Step 6: Managing Signals with CONCAT and CONSTANT Blocks - 2022.1 English

Vivado Design Suite Tutorial: Designing IP Subsystems Using IP Integrator (UG995)

Document ID
UG995
Release Date
2022-04-26
Version
2022.1 English

Now you will connect the interrupt signals on the various IP slaves to an interrupt controller through a Xilinx Concat block, to concatenate the individual interrupt signals into a bus. The Concat block is a general-purpose block to combine multiple inputs into a single bus output. The individual interrupt signals from different AXI slave cores need to be combined into a bus because the Interrupt Controller takes a bus at its input.

  1. Right-click the design canvas to open the popup menu and select Add IP.
  2. In the search field, type concat to find the Xilinx Concat block, and double-click the core.

    The Xilinx Concat core is instantiated onto the IP integrator design canvas, as shown in the following figure:



  3. Right-click the Concat block to open the popup menu and select Customize Block.

    The Re-customize IP dialog box opens as shown in the following figure:



  4. For the Number of Ports field, enter 4, and click the mouse in the In0 Width field to accept the change.

    The dialog box is updated to reflect the new number of input ports. Three ports are needed to connect the interrupt pins on the various slave IP blocks into the Interrupt Controller. You will use the fourth port to demonstrate tying a signal high or low with the Constant block.

  5. Click OK.

    Now connect the interrupt signals of the AXI slaves to the Concat block to create an interrupt bus.

    Tip: To pull signals out of a bus, use the Slice block instead of the Concat block.
  6. Place the cursor on top of the interrupt pin of the AXI UART Lite.
    Note: The cursor changes into a pencil indicating that a connection can be made from that pin.
  7. Click and drag the cursor from the interrupt pin to an input pin on the Concat block.

    As you drag the connection wire, a green checkmark appears on the Input port indicating that a valid connection can be made between these points.

  8. Release the mouse button and Vivado IP integrator makes a connection between the pins.
  9. Connect the interrupt pins on the AXI IIC block and the AXI Quad SPI block to input pins on the Concat block, using the same process.

    At this point, you have connected the interrupt signals to the Concat block, and there is a remaining unconnected input pin. You could re-customize the block to include only the required number of inputs. For this tutorial, you will use the Constant block to tie the extra input down instead.

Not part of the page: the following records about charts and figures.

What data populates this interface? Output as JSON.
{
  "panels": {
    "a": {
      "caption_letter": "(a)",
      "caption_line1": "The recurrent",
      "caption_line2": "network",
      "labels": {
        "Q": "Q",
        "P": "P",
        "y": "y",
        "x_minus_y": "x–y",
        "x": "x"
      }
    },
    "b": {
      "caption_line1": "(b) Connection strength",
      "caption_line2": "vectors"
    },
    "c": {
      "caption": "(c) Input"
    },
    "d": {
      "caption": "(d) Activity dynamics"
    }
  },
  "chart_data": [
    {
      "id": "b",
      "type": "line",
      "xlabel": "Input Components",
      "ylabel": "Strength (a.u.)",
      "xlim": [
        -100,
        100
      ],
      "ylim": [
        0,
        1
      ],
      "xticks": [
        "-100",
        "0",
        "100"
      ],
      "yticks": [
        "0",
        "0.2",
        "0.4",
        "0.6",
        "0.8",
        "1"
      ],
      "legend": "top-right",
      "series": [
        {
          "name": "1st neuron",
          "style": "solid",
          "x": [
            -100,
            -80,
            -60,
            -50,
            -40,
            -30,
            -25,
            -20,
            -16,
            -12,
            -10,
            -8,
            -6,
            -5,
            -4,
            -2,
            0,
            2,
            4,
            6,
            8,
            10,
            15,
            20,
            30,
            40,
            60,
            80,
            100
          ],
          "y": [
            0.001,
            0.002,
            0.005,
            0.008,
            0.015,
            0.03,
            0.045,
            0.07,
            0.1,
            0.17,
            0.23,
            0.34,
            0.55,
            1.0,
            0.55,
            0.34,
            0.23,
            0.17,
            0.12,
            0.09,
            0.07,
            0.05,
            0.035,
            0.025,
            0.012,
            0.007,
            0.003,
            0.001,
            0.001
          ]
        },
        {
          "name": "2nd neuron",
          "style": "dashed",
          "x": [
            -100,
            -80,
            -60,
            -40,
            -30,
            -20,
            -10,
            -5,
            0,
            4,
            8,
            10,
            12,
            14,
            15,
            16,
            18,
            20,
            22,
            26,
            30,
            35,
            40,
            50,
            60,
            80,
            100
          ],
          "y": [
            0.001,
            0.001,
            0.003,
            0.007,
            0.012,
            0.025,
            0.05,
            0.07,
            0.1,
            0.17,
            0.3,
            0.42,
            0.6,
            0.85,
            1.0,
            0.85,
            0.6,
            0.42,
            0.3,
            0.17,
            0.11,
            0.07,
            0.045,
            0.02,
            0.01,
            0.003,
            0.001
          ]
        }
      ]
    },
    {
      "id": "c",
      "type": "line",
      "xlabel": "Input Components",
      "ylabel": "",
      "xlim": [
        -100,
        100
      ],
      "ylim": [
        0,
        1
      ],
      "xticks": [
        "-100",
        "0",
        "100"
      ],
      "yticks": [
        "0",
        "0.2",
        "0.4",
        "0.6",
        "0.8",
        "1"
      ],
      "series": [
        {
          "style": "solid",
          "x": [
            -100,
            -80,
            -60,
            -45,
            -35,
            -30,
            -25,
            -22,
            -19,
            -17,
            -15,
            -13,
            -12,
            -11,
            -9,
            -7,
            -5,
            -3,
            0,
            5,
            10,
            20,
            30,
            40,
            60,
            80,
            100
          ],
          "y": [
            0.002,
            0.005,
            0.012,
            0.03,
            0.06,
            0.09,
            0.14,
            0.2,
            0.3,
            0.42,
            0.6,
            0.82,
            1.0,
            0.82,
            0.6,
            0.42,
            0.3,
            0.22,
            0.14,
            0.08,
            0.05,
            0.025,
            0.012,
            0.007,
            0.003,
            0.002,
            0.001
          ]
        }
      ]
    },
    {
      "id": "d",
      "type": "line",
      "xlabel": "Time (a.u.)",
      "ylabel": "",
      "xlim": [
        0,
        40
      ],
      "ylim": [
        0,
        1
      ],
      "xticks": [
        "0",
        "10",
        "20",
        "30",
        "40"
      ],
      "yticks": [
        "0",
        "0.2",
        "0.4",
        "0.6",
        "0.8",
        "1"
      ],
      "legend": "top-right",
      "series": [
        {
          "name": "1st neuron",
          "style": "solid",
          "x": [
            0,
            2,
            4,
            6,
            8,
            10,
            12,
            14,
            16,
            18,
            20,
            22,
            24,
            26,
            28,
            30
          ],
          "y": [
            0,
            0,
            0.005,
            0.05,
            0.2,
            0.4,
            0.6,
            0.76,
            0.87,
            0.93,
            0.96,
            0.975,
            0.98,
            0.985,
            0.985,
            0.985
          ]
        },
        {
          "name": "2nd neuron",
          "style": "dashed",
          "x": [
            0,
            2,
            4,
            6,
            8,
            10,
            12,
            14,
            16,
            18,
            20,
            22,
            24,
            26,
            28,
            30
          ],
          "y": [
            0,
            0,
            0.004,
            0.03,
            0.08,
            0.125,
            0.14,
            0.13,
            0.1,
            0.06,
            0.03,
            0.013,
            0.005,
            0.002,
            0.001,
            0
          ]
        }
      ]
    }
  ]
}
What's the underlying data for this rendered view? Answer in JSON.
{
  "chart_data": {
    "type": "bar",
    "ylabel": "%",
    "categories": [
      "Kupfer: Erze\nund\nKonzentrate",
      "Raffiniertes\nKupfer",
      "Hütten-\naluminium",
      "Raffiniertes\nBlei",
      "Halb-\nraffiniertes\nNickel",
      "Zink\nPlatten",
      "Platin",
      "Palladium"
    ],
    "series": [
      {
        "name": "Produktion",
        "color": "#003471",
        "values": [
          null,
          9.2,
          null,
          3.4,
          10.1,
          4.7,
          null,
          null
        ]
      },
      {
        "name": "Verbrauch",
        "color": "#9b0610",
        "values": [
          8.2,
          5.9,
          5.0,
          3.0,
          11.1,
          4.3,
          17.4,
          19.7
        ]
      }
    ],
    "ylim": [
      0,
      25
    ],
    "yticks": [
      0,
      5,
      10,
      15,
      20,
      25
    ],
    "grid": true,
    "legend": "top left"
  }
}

  10. On the design canvas, right-click and select Add IP.

    The IP catalog opens.

  11. In the search field, type cons to find the Xilinx Constant block, and double-click the core in the IP catalog.

    The Xilinx Constant block is instantiated into the subsystem design.

  12. Relocate the block as needed to be close to the Concat block.
  13. Click and drag the cursor from the output pin on the Constant block, and connect it to the dangling fourth input pin on the Concat block.

    As you drag the connection wire, a green checkmark appears on the input pin indicating that a valid connection can be made between these points.

  14. Release the mouse button and Vivado IP integrator makes a connection between the pins.

    Double-clicking any of the interrupt pins on the various AXI slaves shows that by default they are active-High, or triggered on the rising edge. In this case, you must use the Constant block to tie down the fourth input on the Concat block to prevent needless interrupt.

  15. Double-click the Constant block to re-customize the IP.

    The Re-customize IP dialog box opens.

  16. For the Const Val field, enter 0, as shown in the following figure, and click OK.

    The fourth input of the Concat block is no longer floating. Now you can connect the concatenated interrupt signals from the Concat block to the Interrupt Controller.

  17. Click and drag the cursor from the output pin on the Concat block, dout[3:0], and connect it to the intr[0:0] pin of the Interrupt Controller block.
  18. Click the Regenerate Layout button to redraw the subsystem design.

    The optimized layout of the design should now look similar to the following figure:



    Note: The 1-bit bus width of the interrupt signal on the Interrupt Controller block does not match the 4-bit signal width from the Concat block. The Vivado tools correct this automatically during design validation.
    Tip: When you instantiate an Interrupt Controller block, the interrupt port by default is 1-bit. During design validation, parameter propagation passes the width of the output signal from the Concat block to the input signal of the Interrupt Controller, and the port width on the interrupt controller changes automatically.
  19. Right-click the interrupt pin of the Interrupt Controller to open the popup menu, and select Make External.

    This connects the interrupt output pin to an output port that is outside the IP subsystem design, to a processor for example.

    All the interrupts on the Interrupt Controller have a priority that is determined based on the order of connection to the Concat block. Bit-0 of the interrupt bus has the highest priority.

    When the interrupt port goes high, or active, the processor determines which slave is causing the interrupt. Multiple interrupts are handled according to their priority.